Finger weg von niedrigen Sparbuchzinsen!

Montag den 22.07.2013

Wir Deutschen lieben es beim Sparen oftmals bequem. Es muss entweder einfach sein, schnell gehen, oder möglichst hohe Zinsen bringen, und wir wollen uns nicht so gerne wirklich tiefgehend mit der Geldanlage befassen. Dies führt jedoch dazu, dass zwei Dinge passieren: auf der einen Seite stecken zu viele Verbraucher große Teile ihrer Ersparnisse oder ihr gesamtes Geld in irrwitzige Anlagen, die sie auf dem Grauen Kapitalmarkt entdeckt haben oder die ihnen angedreht wurden und verlieren mitunter alles. Oder das Geld wird, weil es da ja am sichersten sei, auf das Sparbuch gelegt, wo es inzwischen kaum bis gar keine Zinsen mehr abwirft, und dank der starren Verfügungsregeln, auch dann nicht zur Verfügung steht, wenn plötzlich eine höhere Summe von dem darauf angesparten Geld benötigt wird.

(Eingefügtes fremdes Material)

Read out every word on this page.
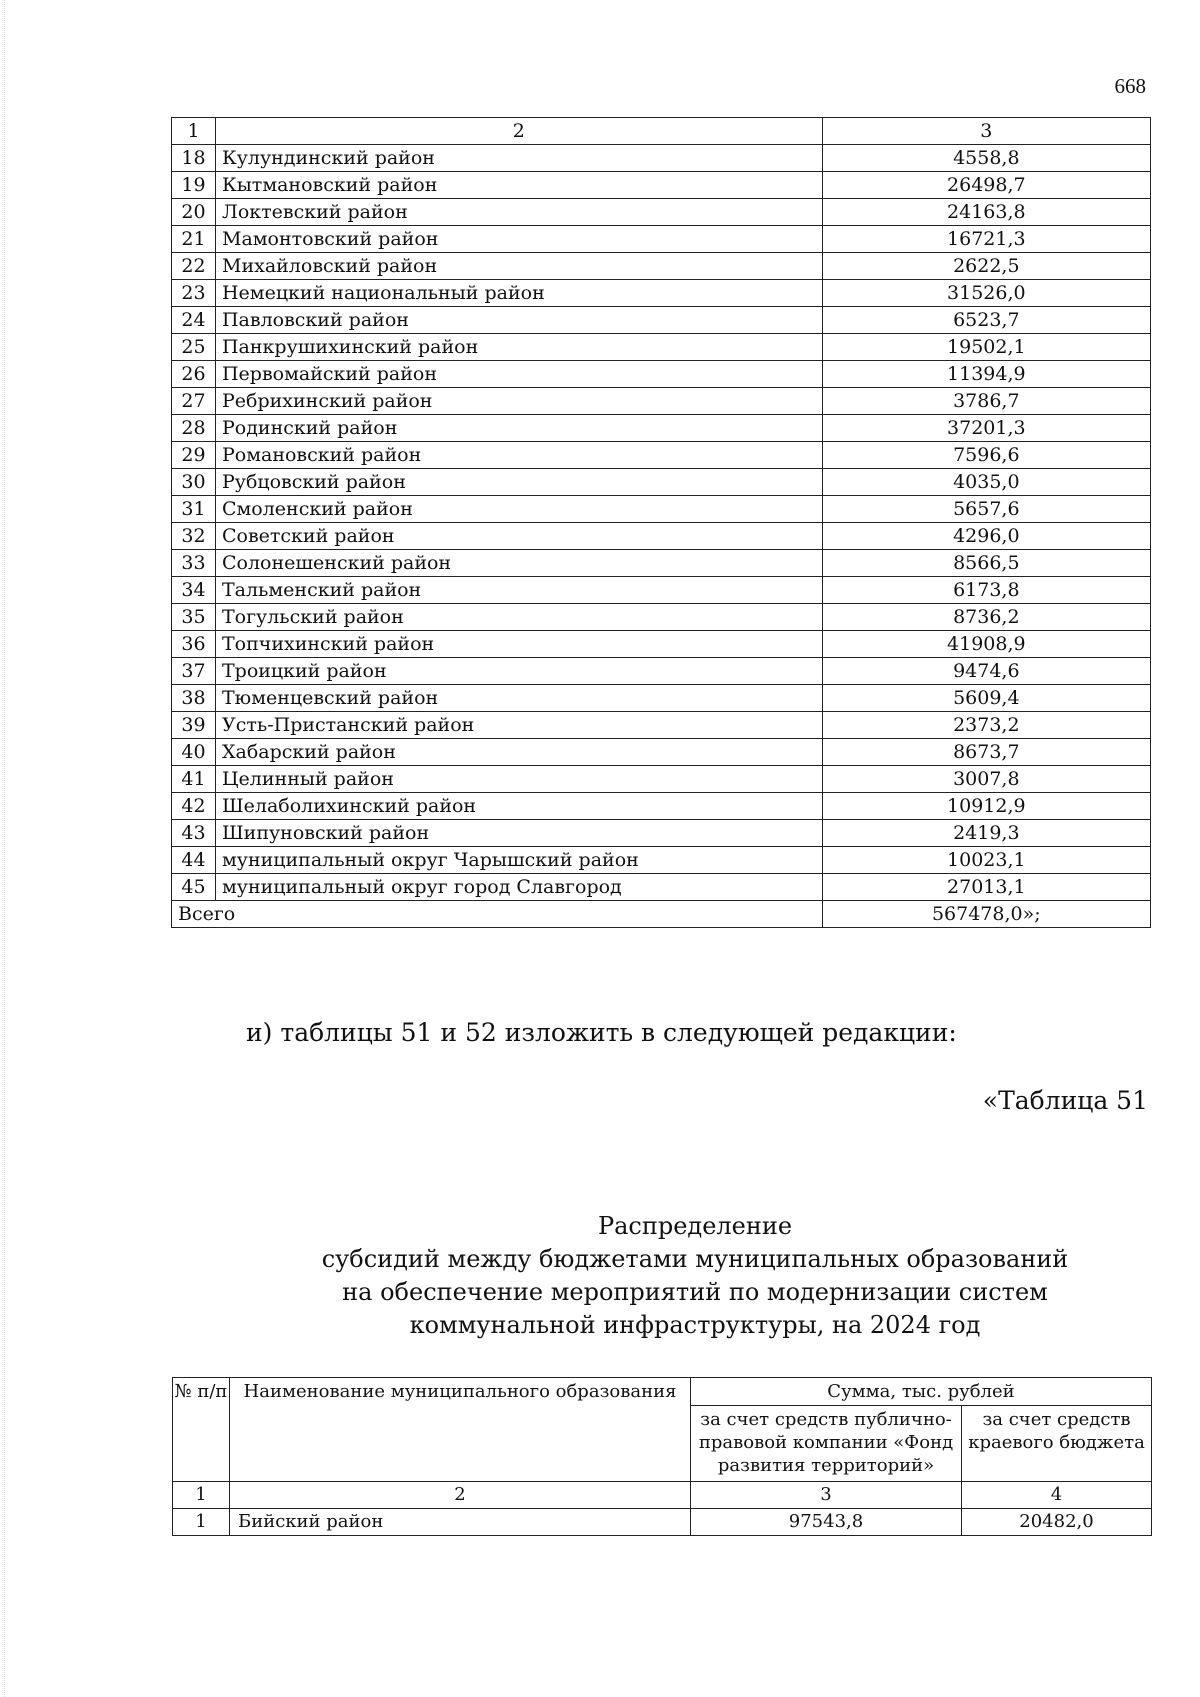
668
1	2	3
18	Кулундинский район	4558,8
19	Кытмановский район	26498,7
20	Локтевский район	24163,8
21	Мамонтовский район	16721,3
22	Михайловский район	2622,5
23	Немецкий национальный район	31526,0
24	Павловский район	6523,7
25	Панкрушихинский район	19502,1
26	Первомайский район	11394,9
27	Ребрихинский район	3786,7
28	Родинский район	37201,3
29	Романовский район	7596,6
30	Рубцовский район	4035,0
31	Смоленский район	5657,6
32	Советский район	4296,0
33	Солонешенский район	8566,5
34	Тальменский район	6173,8
35	Тогульский район	8736,2
36	Топчихинский район	41908,9
37	Троицкий район	9474,6
38	Тюменцевский район	5609,4
39	Усть-Пристанский район	2373,2
40	Хабарский район	8673,7
41	Целинный район	3007,8
42	Шелаболихинский район	10912,9
43	Шипуновский район	2419,3
44	муниципальный округ Чарышский район	10023,1
45	муниципальный округ город Славгород	27013,1
Всего		567478,0»;
и) таблицы 51 и 52 изложить в следующей редакции:
«Таблица 51
Распределение
субсидий между бюджетами муниципальных образований
на обеспечение мероприятий по модернизации систем
коммунальной инфраструктуры, на 2024 год
№ п/п	Наименование муниципального образования	Сумма, тыс. рублей	
		за счет средств публично-правовой компании «Фонд развития территорий»	за счет средств краевого бюджета
1	2	3	4
1	Бийский район	97543,8	20482,0
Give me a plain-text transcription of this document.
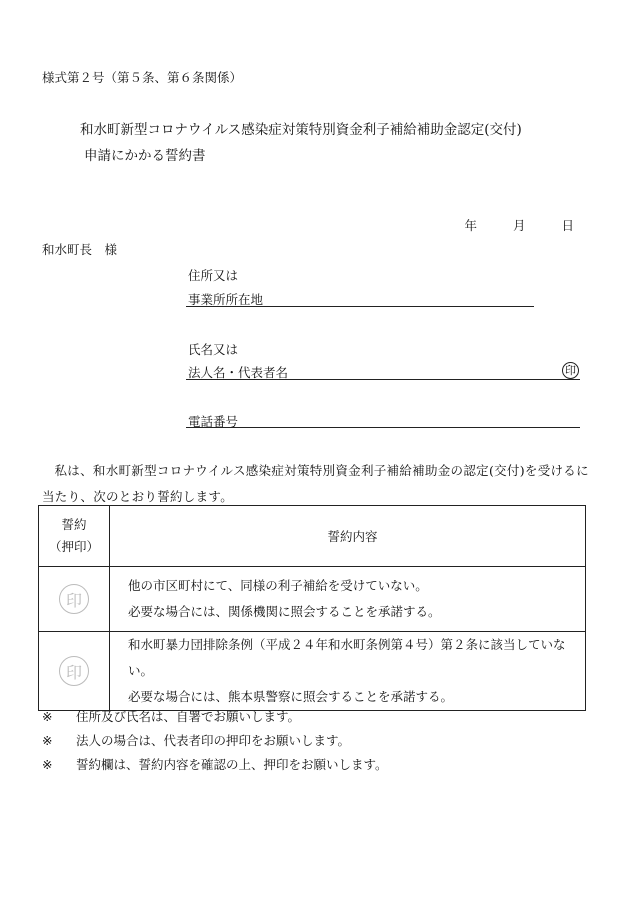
様式第２号（第５条、第６条関係）
和水町新型コロナウイルス感染症対策特別資金利子補給補助金認定(交付)
申請にかかる誓約書
年	月	日
和水町長　様
住所又は
事業所所在地
氏名又は
法人名・代表者名	印
電話番号
私は、和水町新型コロナウイルス感染症対策特別資金利子補給補助金の認定(交付)を受けるに当たり、次のとおり誓約します。
誓約
（押印）	誓約内容

印	他の市区町村にて、同様の利子補給を受けていない。
必要な場合には、関係機関に照会することを承諾する。

印	和水町暴力団排除条例（平成２４年和水町条例第４号）第２条に該当していない。
必要な場合には、熊本県警察に照会することを承諾する。
※ 住所及び氏名は、自署でお願いします。
※ 法人の場合は、代表者印の押印をお願いします。
※ 誓約欄は、誓約内容を確認の上、押印をお願いします。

Deshalb gibt es gleich mehrere Gründe, die Finger weg zu lassen von einem herkömmlichen Sparbuch und sich eine andere, besser verzinste und zugleich flexiblere Form des Sparens zu suchen. Dies könnte eine sein, die flexibler ist als jede andere Anlageart und dennoch in vielen Fällen besser verzinst ist als das Sparbuch: das Tagesgeld.

Beim Tagesgeld gibt es zwei wichtige Dinge, die das Sparbuch ausmachen, nicht: es gibt auf der einen Seite keine Kündigungsfrist. Während beim Sparbuch in der Regel eine dreimonatige Kündigungsfrist eingehalten werden muss, um an sein ganzes Erspartes zu kommen, gibt es eine solche Frist bei Tagesgeldkonten nicht. Zudem ist für das Sparbuch ein maximaler Verfügungsrahmen festgelegt, der monatlich bei nur 2.000 Euro liegt. Wer mehr Geld von seinem Sparbuch abheben möchte innerhalb eines Monats, hat dann Pech gehabt – er kommt nicht an sein Geld, selbst wenn er zehntausende von Euro oder noch weit mehr auf seinem Sparbuch angelegt hat.

Beim Tagesgeld ist dies anders: hier gibt es weder eine Kündigungsfrist noch einen vorgegebenen monatlichen Verfügungsrahmen. Wenn ich an mein auf dem Tagesgeldkonto angespartes Geld benötige, kann ich es mir selbst zurück auf mein Girokonto anweisen lassen und meist dauert es nur wenige Tage, bis das Geld auf meinem Gehaltskonto ist und ich es verwenden kann. Und noch etwas ist beim Tagesgeld wichtig: es ist fast immer deutlich besser verzinst als das Sparbuch.

Damit sind gleich drei wichtige Punkte vorhanden, die FÜR ein Tagesgeldkonto sprechen und GEGEN ein herkömmliches Sparbuch. Sparer sollten sich dies bewusst machen, dass sie nicht Jahr für Jahr Geld verschenken wegen der sehr niedrigen Sparbuch-Zinsen, sondern auch nicht wirklich an ihr Geld kommen, wenn sie eine höhere Summe benötigen, weil das Sparbuch so sehr unflexibel ist. Deshalb ist das Tagesgeld gerade beim Zurücklegen des Notgroschens eine sehr empfehlenswerte Form des Sparens. Und die Zinsen für Tagesgeldkonten sind nun mal in vielen Fällen deutlich höher als die eines Sparbuchs – und wer vor der Anlage bei der Suche auf einen Tagesgeldrechner setzt, der findet sie auch schnell, die aktuell jeweils am besten verzinsten Tagesgeldkonto.